A doutora Gabriela Barboza Pereira alertou a população em uma entrevista exclusiva ao portal T1 Notícias   a respeito da atenção imediata em qualquer sintoma da covid-19. Graduada pela Universidade Federal do Tocantins, a médica atende atualmente na Atenção Primária à Saúde (SUS), em Palmas.

Enquanto a profilaxia e o tratamento específico para a covid-19 estão em processo de desenvolvimento científico e médico, o mais importante é alertar a população para que, logo na percepção de algum sintoma, não necessariamente todos, busque orientação para o início instantâneo do tratamento. A procura logo no início da infecção poderá evitar demais complicações, como as causadas por comorbidades.

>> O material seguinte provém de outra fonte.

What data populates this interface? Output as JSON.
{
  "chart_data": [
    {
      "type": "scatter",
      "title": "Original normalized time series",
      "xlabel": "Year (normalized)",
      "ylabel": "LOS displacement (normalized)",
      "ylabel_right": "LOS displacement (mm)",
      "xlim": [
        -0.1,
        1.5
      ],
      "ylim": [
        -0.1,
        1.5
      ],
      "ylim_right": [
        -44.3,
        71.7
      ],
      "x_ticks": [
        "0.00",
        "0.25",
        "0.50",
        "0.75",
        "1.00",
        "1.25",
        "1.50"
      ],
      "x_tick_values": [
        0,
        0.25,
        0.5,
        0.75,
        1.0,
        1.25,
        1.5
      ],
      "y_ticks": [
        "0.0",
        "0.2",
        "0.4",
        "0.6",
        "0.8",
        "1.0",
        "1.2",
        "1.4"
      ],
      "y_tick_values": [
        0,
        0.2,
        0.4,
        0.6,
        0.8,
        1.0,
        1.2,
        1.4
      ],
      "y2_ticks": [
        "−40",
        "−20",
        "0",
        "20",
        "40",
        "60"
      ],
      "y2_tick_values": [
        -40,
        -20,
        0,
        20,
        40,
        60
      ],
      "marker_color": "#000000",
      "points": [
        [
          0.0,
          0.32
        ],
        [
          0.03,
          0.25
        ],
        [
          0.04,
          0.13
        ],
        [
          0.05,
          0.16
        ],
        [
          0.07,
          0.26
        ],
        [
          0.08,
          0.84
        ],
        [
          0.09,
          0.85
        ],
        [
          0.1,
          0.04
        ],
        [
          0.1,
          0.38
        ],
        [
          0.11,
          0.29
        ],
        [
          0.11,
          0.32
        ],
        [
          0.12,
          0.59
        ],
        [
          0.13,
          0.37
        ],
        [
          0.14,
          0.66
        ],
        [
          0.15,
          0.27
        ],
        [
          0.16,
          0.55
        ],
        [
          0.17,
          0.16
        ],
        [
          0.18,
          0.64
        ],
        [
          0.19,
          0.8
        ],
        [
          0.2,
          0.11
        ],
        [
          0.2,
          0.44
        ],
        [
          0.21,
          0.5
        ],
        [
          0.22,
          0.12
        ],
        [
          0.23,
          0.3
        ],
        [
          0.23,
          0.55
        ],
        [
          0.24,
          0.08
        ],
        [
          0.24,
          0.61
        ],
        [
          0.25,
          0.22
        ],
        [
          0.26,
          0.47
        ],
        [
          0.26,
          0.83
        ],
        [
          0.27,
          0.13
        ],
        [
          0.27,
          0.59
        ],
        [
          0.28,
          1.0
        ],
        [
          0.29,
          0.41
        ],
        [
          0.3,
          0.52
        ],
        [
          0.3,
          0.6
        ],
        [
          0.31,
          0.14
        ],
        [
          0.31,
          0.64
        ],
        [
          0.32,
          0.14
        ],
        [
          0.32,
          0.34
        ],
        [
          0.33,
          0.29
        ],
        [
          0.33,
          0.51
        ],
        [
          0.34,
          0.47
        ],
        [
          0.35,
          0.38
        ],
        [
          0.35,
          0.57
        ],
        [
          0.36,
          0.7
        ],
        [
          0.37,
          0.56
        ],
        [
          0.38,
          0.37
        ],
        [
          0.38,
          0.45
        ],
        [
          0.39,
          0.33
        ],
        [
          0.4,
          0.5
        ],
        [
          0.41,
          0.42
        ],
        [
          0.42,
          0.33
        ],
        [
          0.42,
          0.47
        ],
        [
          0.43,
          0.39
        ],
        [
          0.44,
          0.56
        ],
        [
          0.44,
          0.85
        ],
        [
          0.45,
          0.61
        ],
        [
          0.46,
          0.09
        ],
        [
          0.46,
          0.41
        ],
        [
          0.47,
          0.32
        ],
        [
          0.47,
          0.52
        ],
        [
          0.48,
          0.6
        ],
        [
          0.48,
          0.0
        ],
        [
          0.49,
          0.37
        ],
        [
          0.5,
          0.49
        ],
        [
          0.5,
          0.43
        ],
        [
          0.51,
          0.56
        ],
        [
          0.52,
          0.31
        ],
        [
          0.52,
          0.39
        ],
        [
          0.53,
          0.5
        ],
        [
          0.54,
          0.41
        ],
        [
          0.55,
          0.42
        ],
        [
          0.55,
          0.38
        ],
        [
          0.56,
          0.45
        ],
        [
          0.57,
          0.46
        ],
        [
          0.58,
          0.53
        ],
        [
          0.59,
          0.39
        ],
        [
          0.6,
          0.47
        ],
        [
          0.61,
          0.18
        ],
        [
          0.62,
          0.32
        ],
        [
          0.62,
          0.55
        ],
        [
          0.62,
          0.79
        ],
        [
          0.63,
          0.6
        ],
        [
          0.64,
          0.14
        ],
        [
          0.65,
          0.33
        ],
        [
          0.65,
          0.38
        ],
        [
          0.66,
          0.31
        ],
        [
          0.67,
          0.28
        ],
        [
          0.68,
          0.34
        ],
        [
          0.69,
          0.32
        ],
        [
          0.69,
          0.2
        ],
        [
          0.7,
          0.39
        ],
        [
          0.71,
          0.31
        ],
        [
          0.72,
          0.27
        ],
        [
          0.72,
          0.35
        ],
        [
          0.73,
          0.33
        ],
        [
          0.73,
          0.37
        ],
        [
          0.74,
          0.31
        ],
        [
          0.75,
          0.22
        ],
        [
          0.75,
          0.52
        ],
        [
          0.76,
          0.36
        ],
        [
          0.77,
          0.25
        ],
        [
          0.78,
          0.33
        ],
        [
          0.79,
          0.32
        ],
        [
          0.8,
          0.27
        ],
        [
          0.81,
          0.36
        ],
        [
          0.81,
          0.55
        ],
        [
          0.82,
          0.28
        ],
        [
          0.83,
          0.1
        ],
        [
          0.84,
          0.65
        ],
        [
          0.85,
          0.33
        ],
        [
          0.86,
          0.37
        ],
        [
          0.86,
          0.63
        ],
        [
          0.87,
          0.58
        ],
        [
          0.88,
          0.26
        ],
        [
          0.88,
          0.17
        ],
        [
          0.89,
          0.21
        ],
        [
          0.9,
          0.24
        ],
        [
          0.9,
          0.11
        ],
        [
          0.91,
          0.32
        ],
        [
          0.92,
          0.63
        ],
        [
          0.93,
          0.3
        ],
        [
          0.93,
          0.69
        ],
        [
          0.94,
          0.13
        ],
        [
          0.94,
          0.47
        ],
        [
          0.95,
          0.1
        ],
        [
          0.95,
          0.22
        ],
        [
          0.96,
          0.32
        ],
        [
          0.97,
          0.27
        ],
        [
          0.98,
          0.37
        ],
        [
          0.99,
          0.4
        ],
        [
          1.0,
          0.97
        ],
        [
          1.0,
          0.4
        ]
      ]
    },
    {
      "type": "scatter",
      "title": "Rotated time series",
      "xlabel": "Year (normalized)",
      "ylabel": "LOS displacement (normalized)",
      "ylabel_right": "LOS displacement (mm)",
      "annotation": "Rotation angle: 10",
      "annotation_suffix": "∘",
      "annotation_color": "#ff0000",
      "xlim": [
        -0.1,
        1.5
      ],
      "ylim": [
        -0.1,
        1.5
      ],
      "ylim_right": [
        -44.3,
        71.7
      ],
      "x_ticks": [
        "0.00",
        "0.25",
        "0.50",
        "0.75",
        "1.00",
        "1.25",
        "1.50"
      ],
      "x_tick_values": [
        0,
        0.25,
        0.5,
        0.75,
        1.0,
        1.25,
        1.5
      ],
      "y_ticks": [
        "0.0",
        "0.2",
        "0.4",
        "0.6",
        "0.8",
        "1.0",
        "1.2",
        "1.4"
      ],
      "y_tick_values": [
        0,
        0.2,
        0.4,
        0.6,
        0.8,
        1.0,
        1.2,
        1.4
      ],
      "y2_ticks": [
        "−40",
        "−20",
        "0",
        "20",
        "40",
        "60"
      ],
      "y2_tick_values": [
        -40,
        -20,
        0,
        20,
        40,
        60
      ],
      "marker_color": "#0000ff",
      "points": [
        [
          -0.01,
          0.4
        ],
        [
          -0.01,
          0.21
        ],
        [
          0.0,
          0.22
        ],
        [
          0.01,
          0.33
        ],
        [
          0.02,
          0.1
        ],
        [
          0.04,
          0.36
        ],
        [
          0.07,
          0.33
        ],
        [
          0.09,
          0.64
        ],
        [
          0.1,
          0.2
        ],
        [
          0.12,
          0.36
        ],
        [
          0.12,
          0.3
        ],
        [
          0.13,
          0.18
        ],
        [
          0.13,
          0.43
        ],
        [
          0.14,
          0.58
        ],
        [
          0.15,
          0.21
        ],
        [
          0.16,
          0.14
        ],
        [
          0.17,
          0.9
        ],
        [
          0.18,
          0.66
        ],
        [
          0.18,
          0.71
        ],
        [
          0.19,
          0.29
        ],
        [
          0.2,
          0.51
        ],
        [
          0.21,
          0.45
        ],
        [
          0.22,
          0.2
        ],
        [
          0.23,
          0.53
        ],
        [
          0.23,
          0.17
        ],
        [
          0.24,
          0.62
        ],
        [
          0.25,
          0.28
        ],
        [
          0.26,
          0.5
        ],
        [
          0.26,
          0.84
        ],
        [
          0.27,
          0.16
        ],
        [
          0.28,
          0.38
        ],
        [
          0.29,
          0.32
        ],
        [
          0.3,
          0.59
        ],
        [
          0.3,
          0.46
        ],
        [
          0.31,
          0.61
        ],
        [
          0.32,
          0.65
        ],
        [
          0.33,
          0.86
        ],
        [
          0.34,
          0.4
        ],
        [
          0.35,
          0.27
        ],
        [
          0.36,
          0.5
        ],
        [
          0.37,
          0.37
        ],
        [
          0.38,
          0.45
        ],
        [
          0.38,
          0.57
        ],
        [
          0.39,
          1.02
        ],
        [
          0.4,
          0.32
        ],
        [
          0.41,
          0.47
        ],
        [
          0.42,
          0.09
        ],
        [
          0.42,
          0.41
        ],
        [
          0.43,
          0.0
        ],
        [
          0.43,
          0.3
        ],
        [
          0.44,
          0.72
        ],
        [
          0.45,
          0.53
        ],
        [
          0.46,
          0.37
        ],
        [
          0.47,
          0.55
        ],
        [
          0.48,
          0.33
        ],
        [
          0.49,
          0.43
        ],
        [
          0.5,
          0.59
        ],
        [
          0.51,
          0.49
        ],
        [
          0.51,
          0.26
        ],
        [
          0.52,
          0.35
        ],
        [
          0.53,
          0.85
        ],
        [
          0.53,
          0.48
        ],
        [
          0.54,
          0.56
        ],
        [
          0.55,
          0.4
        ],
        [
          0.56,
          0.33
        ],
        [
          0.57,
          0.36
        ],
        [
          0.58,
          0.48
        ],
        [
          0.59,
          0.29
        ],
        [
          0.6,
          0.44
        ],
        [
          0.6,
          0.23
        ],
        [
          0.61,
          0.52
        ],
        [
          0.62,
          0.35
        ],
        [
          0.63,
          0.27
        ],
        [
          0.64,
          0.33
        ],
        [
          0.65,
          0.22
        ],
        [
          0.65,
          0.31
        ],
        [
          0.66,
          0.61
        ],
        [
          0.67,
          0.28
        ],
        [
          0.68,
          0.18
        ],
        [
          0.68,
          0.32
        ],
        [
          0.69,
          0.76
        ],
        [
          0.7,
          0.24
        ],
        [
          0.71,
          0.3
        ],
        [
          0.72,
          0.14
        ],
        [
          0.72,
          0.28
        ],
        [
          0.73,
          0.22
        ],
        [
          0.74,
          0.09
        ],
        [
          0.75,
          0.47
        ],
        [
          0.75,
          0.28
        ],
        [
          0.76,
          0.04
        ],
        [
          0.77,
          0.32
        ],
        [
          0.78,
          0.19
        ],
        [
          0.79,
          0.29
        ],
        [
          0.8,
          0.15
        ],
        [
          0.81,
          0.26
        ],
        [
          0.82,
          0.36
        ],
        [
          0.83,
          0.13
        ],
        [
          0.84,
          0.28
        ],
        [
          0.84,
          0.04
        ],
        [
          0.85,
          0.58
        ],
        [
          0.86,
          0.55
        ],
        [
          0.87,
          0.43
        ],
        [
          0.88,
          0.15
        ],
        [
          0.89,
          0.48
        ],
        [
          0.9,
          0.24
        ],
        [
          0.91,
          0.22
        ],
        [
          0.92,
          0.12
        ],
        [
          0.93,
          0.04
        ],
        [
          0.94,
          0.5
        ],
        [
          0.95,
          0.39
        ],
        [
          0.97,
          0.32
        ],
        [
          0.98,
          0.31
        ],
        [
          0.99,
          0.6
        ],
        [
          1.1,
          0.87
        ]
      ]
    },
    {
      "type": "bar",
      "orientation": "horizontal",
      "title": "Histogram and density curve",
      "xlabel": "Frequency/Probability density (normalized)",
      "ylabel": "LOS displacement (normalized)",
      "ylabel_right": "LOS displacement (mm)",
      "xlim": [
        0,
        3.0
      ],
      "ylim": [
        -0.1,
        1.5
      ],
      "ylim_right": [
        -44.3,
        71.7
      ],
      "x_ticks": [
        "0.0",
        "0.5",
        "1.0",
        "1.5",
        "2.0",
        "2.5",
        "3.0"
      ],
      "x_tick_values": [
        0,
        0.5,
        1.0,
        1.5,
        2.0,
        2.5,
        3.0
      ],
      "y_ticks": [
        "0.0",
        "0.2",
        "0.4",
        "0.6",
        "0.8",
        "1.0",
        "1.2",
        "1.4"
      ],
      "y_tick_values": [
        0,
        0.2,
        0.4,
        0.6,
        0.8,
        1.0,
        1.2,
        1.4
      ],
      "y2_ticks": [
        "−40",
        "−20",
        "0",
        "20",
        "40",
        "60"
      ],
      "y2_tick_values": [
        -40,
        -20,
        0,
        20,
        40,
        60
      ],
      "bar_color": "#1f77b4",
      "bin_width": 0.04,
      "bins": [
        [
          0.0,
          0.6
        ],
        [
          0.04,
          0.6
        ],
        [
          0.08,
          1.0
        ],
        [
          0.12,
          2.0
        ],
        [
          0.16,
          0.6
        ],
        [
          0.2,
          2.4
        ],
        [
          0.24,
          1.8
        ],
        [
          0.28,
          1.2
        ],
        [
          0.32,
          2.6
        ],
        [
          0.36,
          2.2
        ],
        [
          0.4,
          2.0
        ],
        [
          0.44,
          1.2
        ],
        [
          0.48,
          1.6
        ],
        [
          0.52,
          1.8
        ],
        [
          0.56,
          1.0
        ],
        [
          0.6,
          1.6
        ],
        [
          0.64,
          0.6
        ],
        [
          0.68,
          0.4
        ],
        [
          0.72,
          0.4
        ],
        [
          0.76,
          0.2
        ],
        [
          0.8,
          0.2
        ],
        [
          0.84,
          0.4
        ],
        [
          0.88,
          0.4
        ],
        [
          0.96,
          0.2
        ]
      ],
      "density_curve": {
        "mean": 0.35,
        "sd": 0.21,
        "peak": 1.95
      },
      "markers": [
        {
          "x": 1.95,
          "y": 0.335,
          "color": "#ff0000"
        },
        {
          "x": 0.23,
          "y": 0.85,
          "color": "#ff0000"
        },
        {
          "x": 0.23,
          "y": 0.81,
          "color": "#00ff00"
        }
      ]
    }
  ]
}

Conforme Gabriela, as suspeitas da doença variam e podem ser manifestadas de acordo com cada organismo, portanto, ainda na ausência de algum sintoma, os casos demandam a busca imediata pelos postos de saúde para que sejam avaliados, notificados e orientados corretamente. Em casa, todos devem observar os sinais de gravidade.

Sinais da doença

Segundo a doutora, a profilaxia da doença, ou seja, a prevenção está no descobrimento e eficácia da vacina. A busca pelo combate à pandemia para o tratamento dos infectados se encontra no confronto à propagação do vírus. Contudo, em casos de presença de sinais, é primordial a procura pelo atendimento precoce, pois o paciente poderá necessitar de internação.

São sinais: falta de ar/dispneia, desconforto respiratório, queda na pressão (hipotensão), doença de base descompensada com piora clínica.

Medidas de Proteção

De acordo com a Dra. Gabriela, como medida de proteção e suporte para tratar as consequências causadas pelo coronavírus, atendimentos especiais são dados a pacientes com comorbidades, como oxigenioterapia para os com dificuldade e insuficiência respiratória e anticoagulantes para aqueles com trombose.

Para ela, é fundamental o cuidado com pacientes que tenham outras doenças que podem ser afetadas pelo vírus. “Orienta-se que todos os casos suspeitos com comorbidades, como obesidade, doenças autoimunes, doenças crônicas como dialíticos, idosos, quem tem HIV/AIDS e gestantes de alto risco, tenham acompanhamento médico mais de perto. As UBSs acompanham via telefone a cada 24 horas e a cada 48 horas, contactam os demais casos suspeitos pelo protocolo do Ministério da Saúde”, explicou.

Remédios

Gabriela elucida que, o uso de alguns medicamentos não é recomendado, nem como prevenção nem como tratamento para pacientes. “No último Consenso das Sociedades Brasileiras de Pneumologia, Infectologia e Medicina Intensiva, medicamentos como cloroquina/ hidroxicloroquina, corticóides, heparinas, antibióticos não são recomendados, salvo em alguns casos específicos”, alertou.

O consenso entre os especialistas, segundo ela, é procurar atendimento em uma Unidade Básica de Saúde mais próxima ou, em outros casos, o atendimento particular. Vale ressaltar que, fatores como seguir o isolamento social, usar sempre máscara, higienizar as mãos com frequência e ter hábitos de vida saudáveis podem ser essenciais para evitar a propagação do vírus.